Where should I start with Beryl Markham?

West with the Night (1942) is the only book — Markham's memoir of her extraordinary life in Kenya and her career as a bush pilot and horse trainer, culminating in her 1936 solo Atlantic crossing from east to west (the more dangerous direction, flying into prevailing winds). One of the most beautifully written memoirs in the English language; Ernest Hemingway wrote that it 'humbled' him. Out of print for decades before being rediscovered in the 1980s.

What is West with the Night about?

West with the Night covers Markham's childhood in Kenya (she was raised by her father on a farm after her mother returned to England), her training of racehorses, her years as one of the first female bush pilots in East Africa, the particular landscape and animal life of Kenya in the early twentieth century, and the society of colonists and Africans she moved through. The memoir culminates in her 1936 transatlantic flight from Abingdon, England to Cape Breton, Nova Scotia — twenty-one hours and twenty-five minutes, the first east-to-west solo crossing, landing in a peat bog short of her intended destination but having completed the flight.

Who wrote West with the Night — was it actually Markham?

Authorship questions have surrounded West with the Night since its rediscovery. Markham's third husband Raoul Schumacher is sometimes credited as the primary author; letters between Markham and her publisher suggest substantial collaboration. The weight of scholarly opinion is that the memoir is primarily Markham's work, possibly with Schumacher's editorial assistance. Hemingway's letter praising it was written when he knew Markham, not Schumacher. The question is unresolved; the book remains one of the most beautiful prose memoirs of the twentieth century regardless.

What should I read after West with the Night?

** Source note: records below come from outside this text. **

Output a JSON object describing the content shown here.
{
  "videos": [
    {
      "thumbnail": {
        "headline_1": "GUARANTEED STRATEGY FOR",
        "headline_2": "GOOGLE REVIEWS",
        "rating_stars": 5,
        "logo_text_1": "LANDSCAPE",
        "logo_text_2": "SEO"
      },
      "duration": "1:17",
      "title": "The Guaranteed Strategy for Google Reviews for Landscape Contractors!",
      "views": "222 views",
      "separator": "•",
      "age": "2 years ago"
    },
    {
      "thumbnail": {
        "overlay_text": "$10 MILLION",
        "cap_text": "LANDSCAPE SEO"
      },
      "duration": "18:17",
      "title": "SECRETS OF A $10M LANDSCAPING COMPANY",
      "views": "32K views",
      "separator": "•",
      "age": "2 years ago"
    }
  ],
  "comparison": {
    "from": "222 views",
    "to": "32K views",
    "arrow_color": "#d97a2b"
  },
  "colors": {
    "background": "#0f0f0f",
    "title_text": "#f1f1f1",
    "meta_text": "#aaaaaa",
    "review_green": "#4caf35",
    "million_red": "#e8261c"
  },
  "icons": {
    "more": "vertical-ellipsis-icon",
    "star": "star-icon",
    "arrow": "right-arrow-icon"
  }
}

Readers who love West with the Night often go on to Isak Dinesen's Out of Africa (another memoir of Kenya in the same era, moving in some of the same social circles), Antoine de Saint-Exupéry's Wind, Sand and Stars (French aviation memoir with similar lyrical quality), or Elspeth Huxley's The Flame Trees of Thika (childhood in Kenya). The combination of beautiful prose, colonial Africa, and aviation is relatively rare; these are the natural companions.